Além disso, de acordo com as disposições do artigo, é vedado aos entes criar despesa obrigatória de caráter continuado; adotar medida que implique reajuste de despesa obrigatória acima da variação da inflação medida pelo Índice Nacional de Preços ao Consumidor Amplo (IPCA), observada a preservação do poder aquisitivo referida na Constituição Federal; contar esse tempo como de período aquisitivo necessário exclusivamente para a concessão de anuênios, triênios, quinquênios, licenças-prêmio e demais mecanismos equivalentes que aumentem a despesa com pessoal em decorrência da aquisição de determinado tempo de serviço, sem qualquer prejuízo para o tempo de efetivo exercício, aposentadoria, e quaisquer outros fins.
Decisão
O relator do processo, conselheiro Artagão de Mattos Leão, afirmou que o texto do inciso I do artigo 8º da LC 173/20 não proíbe a concessão de revisão geral anual.
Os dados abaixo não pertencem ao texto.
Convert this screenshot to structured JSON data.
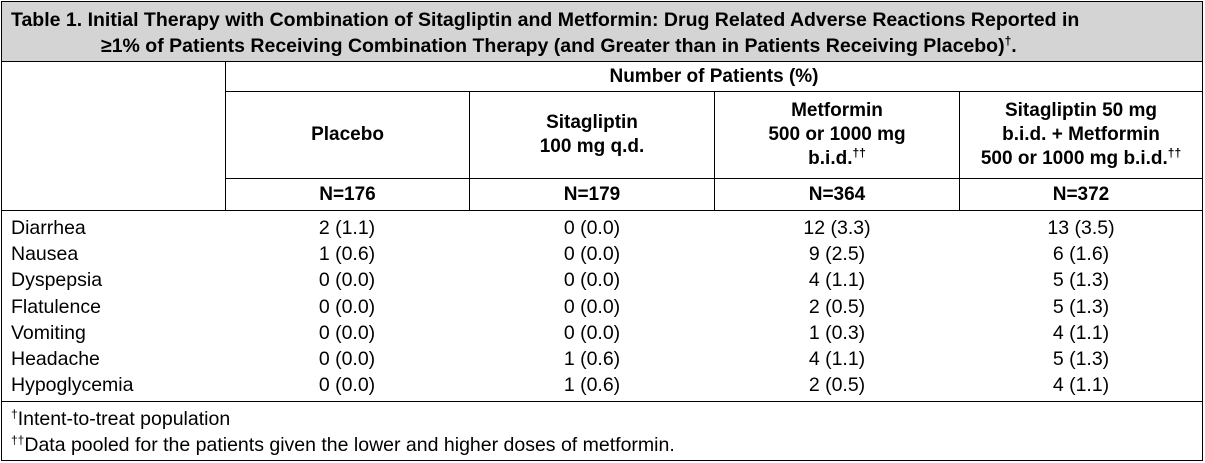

Ele destacou que não se pode confundir revisão, que diz respeito à concessão de aumento real da remuneração para garantir o equilíbrio da condição financeira do servidor, com reajuste.
Artagão lembrou que a revisão geral anual, prevista no artigo 37, X, da Constituição Federal, não gera ganho remuneratório real, mas apenas promove a recomposição da perda inflacionária frente à instabilidade da moeda. Ele acrescentou que o artigo 8º, I, da LC 173/20 não veda a recomposição inflacionária; mas, na verdade, impede eventual aumento real concedido aos servidores, tanto que o seu texto veda expressamente o reajuste acima da variação da inflação e prevê a preservação do poder aquisitivo.
O conselheiro ressaltou, ainda, que a norma é clara ao especificar a impossibilidade de contabilização do período aquisitivo apenas durante o período de exceção. Assim, ele concluiu que os atos jurídicos perfeitos e o direito adquirido devem sem observados. Portanto, é possível a implementação de concessões desta natureza para determinação legal anterior à LC 173/20.
Os conselheiros aprovaram o voto do relator por unanimidade, na sessão de plenário virtual nº 2/21 do Tribunal Pleno, concluída em 18 de fevereiro. O Acórdão nº 293/21 – Tribunal Pleno foi disponibilizado em 1º de março, na edição nº 2.488 do Diário Eletrônico do TCE-PR (DETC). O trânsito em julgado da decisão ocorreu em 10 de março.
Informação para consulta processual
Processo nº: 447230/20 Acórdão nº 293/21 – Tribunal Pleno Assunto: Consulta Entidade: Município de Campo Bonito Interessados: Antônio Carlos Dominiak Relator: Conselheiro Artagão de Mattos Leão
Fonte: Diretoria de Comunicação Social do TCE-PR.